>>I agree that the cookie header manipulation is cumbersome.
>>
>>What I have done in these instances is to use STRTRAN to write the HTML cookie code into the template. You could use:
>>
lcWholeShebang=o.ExpandTemplate(lcPageName, lcContentType, llTemplateString, .T.)
>>lcWholeShebang=STRTRAN(lcWholeShebang,PlaceHolder,lcCookieString)

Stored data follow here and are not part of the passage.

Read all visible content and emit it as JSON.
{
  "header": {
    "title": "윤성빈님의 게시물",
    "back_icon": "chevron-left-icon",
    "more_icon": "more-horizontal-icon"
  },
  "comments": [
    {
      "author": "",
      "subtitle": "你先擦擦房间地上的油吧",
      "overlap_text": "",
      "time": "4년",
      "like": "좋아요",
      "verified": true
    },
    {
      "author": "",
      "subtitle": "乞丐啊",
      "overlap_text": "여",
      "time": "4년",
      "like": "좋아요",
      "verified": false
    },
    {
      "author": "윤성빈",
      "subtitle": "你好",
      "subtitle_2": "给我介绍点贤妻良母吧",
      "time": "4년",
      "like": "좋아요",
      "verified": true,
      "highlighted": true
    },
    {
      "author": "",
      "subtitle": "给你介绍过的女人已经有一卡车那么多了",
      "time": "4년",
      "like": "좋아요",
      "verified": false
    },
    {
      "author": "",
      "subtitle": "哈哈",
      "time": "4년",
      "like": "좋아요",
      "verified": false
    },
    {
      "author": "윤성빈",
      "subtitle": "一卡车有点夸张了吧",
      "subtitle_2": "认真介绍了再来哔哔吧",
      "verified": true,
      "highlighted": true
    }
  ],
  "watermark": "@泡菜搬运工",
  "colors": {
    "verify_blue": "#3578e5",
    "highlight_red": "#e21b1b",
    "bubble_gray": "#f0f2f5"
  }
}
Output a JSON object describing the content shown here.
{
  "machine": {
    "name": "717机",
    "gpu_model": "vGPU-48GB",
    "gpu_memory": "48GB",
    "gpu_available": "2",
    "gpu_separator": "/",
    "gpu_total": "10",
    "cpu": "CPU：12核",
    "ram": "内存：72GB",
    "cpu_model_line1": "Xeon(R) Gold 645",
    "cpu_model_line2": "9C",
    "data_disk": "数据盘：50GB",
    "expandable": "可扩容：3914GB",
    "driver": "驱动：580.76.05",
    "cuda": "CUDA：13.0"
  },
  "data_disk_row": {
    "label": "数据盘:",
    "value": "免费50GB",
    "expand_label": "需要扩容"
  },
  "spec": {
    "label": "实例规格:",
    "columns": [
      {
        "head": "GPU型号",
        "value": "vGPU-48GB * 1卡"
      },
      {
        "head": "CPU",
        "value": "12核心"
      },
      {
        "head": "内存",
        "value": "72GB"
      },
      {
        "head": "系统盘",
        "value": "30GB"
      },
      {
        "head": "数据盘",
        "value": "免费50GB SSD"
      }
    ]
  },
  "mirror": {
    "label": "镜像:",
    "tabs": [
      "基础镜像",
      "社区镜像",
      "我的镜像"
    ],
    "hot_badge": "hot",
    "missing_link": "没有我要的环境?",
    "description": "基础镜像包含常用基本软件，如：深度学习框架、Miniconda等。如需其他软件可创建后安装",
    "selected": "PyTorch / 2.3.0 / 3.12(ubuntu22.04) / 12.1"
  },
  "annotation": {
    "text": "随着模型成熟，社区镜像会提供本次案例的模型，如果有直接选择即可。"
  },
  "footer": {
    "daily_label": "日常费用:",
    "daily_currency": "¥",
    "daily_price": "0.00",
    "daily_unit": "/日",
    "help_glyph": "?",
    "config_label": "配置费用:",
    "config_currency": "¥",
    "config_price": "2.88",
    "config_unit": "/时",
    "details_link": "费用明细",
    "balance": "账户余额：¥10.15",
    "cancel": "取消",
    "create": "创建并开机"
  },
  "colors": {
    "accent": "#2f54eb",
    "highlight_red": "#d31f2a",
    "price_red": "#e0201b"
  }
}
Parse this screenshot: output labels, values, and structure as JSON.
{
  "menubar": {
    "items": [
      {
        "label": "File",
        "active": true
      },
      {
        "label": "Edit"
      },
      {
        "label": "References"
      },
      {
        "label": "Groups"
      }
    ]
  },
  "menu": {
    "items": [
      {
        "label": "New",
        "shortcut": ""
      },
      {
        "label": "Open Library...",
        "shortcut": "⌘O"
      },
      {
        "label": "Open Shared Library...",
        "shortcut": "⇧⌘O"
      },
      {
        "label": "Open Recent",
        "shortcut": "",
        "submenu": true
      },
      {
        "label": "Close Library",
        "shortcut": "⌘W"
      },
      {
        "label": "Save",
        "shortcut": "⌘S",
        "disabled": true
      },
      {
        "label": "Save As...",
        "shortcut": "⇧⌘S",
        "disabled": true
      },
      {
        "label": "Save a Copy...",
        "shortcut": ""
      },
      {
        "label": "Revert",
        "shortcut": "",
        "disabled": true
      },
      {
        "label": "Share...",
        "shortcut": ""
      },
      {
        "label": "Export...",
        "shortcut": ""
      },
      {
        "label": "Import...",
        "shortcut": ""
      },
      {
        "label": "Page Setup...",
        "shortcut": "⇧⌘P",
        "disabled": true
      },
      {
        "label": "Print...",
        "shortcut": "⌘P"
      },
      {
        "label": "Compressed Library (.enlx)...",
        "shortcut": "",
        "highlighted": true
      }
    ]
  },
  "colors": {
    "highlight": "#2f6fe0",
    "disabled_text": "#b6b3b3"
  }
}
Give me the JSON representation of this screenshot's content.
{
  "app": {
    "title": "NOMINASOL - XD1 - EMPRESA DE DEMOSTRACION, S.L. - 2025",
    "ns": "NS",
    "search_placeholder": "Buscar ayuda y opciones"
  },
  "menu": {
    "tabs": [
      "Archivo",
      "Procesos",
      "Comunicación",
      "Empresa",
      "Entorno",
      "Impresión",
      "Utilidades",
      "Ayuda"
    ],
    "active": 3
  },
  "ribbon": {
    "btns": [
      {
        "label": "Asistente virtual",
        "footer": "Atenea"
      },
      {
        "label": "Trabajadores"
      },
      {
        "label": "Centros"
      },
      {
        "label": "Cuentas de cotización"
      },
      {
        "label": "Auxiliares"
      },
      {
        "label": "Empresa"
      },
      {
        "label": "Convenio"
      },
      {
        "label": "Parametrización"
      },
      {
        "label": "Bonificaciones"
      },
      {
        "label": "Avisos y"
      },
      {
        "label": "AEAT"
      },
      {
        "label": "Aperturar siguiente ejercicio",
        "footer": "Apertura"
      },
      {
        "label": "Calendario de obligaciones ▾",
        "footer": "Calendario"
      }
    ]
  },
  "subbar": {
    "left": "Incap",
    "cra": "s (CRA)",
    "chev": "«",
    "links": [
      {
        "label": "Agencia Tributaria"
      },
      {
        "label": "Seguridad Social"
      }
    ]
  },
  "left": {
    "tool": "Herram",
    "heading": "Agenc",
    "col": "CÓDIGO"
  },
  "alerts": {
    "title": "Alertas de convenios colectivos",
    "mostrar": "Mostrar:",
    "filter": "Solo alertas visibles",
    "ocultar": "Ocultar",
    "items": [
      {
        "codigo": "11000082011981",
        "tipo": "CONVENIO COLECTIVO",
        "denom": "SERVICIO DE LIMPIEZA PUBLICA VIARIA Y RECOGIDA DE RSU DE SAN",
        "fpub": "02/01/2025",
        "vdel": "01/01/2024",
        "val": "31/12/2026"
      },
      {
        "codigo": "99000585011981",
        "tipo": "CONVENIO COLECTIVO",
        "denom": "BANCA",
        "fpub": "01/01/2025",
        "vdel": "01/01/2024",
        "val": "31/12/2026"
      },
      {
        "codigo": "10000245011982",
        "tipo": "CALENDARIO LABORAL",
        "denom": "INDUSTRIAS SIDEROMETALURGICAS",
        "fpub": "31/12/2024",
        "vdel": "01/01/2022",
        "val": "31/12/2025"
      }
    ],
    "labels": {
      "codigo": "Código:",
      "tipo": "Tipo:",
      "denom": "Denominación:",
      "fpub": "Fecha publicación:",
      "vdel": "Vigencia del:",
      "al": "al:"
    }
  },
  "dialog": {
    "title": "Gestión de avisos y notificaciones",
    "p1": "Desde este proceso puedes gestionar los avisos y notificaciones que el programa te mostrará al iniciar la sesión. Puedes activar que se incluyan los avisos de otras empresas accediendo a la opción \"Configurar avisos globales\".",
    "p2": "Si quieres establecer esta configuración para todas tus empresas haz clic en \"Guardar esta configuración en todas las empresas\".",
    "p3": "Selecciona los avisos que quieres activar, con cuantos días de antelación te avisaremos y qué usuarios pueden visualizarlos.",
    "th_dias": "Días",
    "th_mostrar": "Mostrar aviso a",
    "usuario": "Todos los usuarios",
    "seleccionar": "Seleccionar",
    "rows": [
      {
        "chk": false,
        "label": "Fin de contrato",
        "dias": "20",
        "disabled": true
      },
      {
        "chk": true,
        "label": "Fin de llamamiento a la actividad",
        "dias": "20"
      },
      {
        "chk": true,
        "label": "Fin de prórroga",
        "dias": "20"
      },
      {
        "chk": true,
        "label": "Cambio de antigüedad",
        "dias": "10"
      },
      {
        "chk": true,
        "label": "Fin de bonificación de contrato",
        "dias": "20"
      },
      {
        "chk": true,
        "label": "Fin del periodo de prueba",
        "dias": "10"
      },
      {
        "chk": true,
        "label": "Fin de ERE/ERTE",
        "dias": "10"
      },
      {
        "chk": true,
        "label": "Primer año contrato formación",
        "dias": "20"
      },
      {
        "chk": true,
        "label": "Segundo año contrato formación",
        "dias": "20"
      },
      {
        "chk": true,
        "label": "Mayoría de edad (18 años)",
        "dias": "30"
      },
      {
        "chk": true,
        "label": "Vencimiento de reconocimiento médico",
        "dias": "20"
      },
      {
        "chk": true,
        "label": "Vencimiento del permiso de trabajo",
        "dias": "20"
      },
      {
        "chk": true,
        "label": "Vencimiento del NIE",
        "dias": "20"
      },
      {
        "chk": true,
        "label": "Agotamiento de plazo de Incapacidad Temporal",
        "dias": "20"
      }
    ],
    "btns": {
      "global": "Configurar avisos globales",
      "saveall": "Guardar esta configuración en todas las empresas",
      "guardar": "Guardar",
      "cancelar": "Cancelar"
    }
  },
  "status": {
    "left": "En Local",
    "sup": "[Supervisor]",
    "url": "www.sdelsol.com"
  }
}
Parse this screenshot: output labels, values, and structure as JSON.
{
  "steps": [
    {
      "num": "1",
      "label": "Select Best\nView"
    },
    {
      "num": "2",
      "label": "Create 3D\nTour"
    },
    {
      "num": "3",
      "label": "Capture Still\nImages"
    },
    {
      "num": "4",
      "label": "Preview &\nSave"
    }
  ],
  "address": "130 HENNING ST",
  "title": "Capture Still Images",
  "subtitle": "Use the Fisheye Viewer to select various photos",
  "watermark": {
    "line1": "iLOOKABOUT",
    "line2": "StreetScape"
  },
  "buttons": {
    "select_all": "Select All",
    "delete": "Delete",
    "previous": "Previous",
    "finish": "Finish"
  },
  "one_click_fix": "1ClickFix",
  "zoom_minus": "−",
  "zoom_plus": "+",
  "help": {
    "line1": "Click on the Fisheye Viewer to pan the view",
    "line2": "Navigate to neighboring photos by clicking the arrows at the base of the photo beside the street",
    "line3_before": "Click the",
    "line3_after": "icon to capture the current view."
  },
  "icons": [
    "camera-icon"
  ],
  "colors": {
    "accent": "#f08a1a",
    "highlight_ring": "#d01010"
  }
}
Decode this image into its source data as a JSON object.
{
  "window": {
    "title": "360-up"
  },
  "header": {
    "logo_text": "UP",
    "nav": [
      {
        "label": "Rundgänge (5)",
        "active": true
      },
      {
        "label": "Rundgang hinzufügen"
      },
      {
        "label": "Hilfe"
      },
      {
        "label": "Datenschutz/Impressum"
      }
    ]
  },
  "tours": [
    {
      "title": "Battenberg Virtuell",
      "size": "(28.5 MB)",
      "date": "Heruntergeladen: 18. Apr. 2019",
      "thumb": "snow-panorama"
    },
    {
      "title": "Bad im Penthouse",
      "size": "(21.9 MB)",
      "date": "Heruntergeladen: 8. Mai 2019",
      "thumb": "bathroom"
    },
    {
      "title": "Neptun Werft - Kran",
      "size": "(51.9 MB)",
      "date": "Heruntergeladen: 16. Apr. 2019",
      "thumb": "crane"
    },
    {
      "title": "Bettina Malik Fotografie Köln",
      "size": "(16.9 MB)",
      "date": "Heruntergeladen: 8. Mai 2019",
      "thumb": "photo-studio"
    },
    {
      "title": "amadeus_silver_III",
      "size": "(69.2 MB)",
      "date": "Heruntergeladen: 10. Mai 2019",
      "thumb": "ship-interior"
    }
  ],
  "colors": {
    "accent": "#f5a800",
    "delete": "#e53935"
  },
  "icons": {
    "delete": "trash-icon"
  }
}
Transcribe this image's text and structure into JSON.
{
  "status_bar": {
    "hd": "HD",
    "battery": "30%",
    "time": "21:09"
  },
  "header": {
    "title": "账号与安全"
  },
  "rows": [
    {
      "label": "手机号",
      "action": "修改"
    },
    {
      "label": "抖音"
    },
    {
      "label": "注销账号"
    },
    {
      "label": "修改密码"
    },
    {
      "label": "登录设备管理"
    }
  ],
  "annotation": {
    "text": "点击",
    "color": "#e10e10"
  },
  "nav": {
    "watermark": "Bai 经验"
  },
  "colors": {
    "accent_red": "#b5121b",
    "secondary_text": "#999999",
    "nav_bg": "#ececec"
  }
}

>>Response.Write(lcWholeShebang)
>>
>>In fact, I use this technique for everything ExpandTemplate does.
>
>Well, in fact, the technique I proposed won't work. ExpandTemplate() does write the header immediately. So, it is not available for string manipulation after. I can't change all the places I am calling ExplandTemplate() as this is the same situation on several projects. So, basically, we don't have a solution right now.
>
>So, that technique assumes we wrote our own header. Then at the end, Reponse.Write() will send it to the HTTP server. In that case, we have control to do string manipulation on the HTTP header section of the HTML code itself. But, not as it is right now.
Well, you've gotta consider a template as a thing that already has a header, footer and everything in between. It's quite different that constructing a page using the Response objects HTMLHeader and HTMLFooter (before I figured this out, I was generating two footers on every page).
Since the header's already in there, and you're already embedding VFP code into your templates, the consistent thing to do is to insert VFP expressions into the header as well - including the cookies.
An option I usually use when a user logs in (when I create the session cookie) is to generate a page using HTMLHeader, HTMLFooter and Response.Write - which simply contains a cookie and a 1 second redirect to the desired template (all this page says is 'Restoring Personalized Settings')
HTH
Michael
Kogo Michael Hogan
"Pinky, are you pondering what I'm pondering?"
I think so Brain, but "Snowball for Windows"?